Thank you, Rod. Very well done. And Marvin, thank you, from me, and those that came before me and all of the things that you did for Oceaneering, they were wonderful. I will now call on the Inspector to summarize the report on this voting.

Unknown Attendee

attendee
#5

Thank you, Mr. Chairman. I have tabulated the votes and can deliver a preliminary report as follows: Each of the candidates for election as the Class I Director has been duly elected to a new term of the Board.

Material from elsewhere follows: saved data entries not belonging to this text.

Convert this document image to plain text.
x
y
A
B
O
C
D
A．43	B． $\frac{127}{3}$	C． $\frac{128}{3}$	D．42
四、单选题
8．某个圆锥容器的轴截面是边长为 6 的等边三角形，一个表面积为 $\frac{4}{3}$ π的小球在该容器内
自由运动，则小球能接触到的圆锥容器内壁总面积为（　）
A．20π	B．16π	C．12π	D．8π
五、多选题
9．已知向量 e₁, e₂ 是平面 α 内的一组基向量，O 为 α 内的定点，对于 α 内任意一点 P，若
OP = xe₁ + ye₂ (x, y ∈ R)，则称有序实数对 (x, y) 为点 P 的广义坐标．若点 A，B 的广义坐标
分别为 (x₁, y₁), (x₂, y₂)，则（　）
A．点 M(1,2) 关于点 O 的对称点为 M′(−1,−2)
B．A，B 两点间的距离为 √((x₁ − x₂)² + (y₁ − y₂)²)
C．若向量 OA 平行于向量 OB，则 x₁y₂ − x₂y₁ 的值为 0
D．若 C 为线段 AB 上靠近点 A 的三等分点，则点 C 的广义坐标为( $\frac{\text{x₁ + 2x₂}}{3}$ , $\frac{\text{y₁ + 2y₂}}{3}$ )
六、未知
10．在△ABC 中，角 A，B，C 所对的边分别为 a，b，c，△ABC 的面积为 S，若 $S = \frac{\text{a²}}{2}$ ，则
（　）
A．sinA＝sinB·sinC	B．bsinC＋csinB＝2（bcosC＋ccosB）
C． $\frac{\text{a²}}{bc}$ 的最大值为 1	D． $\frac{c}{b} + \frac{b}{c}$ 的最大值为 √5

In addition, each of the other proposals presented to a vote at this meeting has received the affirmative vote of the holders of more than the number of shares required to adopt those proposals, in accordance with the company's bylaws. Accordingly, each of those proposals has been duly adopted.

John Huff

executive
#6

I request that the final report of Inspector of Elections be filed with the records of this meeting. Final results will also be included in the current report on Form 8-K that will be filed with the SEC following the meeting. You have now heard the results of the voting, and this does completes the formal business to be conducted by the meeting. The 2020 Annual Meeting of Shareholders is now adjourned. Thank you for your meeting and for your interest in Oceaneering.

Operator

operator
#7

Thank you, ladies and gentlemen. This does conclude today's meeting. You may disconnect your phone lines at this time, and have a wonderful day. Thank you for your participation.